In Anerkennung der grossen Verdienste um den Wiederaufbau und die Stabilisierung der Wirtschaft in der Stadt in den schwierigsten Jahren der Nachkriegszeit sowie wegen der Bewährung in der Finanzkrise wählte der Rat Heinrich Austermann im Oktober 1952 einstimmig zum Oberstadtdirektor und damit zum Chef der Verwaltung, welcher er für 21 entscheidende Jahre die Richtung vorgab. Diese Zeit von 1952 bis 1973 ist von einer ungewöhnlich dynamischen Entwicklung geprägt, wie wenige Kennzahlen verdeutlichen sollen: die Zahl der Einwohner war auf 200.000 angestiegen, die Arbeitsplätze in der Stadt hatten sich von 60.000 auf 105.000 vermehrt, und die Zahl der Studenten, die im Jahre 1952 etwa 5.200 betragen hatte, lag inzwischen sechsmal so hoch. Von Bedeutung ist auch die Feststellung, dass die Stadt Münster am Ende der Ära Austermann als ein „hochrangiges Dienstleistungszentrum" sowie als Oberzentrum für eine Region von etwa 800.000 Einwohnern bezeichnet werden konnte.
Am Tage der Verabschiedung des angesehenen und beliebten Oberstadtdirektors Austermann am 28. Oktober 1973 im Festsaal des Rathauses betonte Oberbürgermeister Dr. Pierchalla, dass diese eindrucksvollen Erfolge zu einem wesentlichen Teil der klugen und aufopfernden Tätigkeit des scheidenden Verwaltungschefs zu verdanken seien. Er würdigte im Namen des Rates und ausdrücklich auch der gesamten Bevölkerung das enorme Arbeitspensum, die Pflichterfüllung, den persönlichen Einsatz und das Engagement Heinrich Austermanns, der sich um die Stadt Münster verdient gemacht habe. In Anerkennung dieser Verdienste überreichte der Oberbürgermeister dem in den Ruhestand tretenden Oberstadtdirektor den vom Rat selten verliehenen Ehrenbürgerbrief.

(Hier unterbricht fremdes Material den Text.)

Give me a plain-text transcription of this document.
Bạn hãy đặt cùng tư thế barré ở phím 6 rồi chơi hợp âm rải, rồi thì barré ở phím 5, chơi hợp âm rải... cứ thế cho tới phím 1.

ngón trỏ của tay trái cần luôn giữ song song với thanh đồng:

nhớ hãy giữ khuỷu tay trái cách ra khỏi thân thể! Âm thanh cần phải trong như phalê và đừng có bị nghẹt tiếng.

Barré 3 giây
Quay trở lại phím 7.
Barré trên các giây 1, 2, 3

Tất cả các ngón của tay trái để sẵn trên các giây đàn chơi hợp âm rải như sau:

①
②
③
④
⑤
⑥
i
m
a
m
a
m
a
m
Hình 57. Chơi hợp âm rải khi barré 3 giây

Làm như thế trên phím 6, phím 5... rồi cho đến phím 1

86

Wer während der Dienstzeit von Heinrich Austermann in der Stadtverwaltung Münster beschäftigt war - wie z. B. unser Bundesbruder Eberhard Hoffschulte, der damals als Stadtrat (Beigeordneter) tätig war, - kann gewiss bestätigen, dass die ehrenden Worte des Oberbürgermeisters einer Persönlichkeit von Format galten, die nicht nur das ihr übertragene Amt stets optimal ausgefüllt hat, sondern auch durch eine außergewöhnliche Persönlichkeitsstruktur und Charakterstärke viele Mitmenschen beeindruckte. Eine ganze Reihe weiterer - oft freiwillig übernommener - zusätzlicher Aufgaben wurden von Austermann gemeistert. Beispielhaft sei erwähnt, dass sich Heinrich Austermann viele Jahre lang in den Gremien des Deutschen Städtetages wirkungsvoll eingebracht hat und er u. a. Vorsitzender des Städtetages NRW gewesen ist. In Anerkennung des persönlichen Engagements auf überörtlicher Ebene sowie in Würdigung der hohen Verdienste um die Stadt Münster verlieh ihm der Bundespräsident das Große Verdienstkreuz des Verdienstordens der Bundesrepublik Deutschland.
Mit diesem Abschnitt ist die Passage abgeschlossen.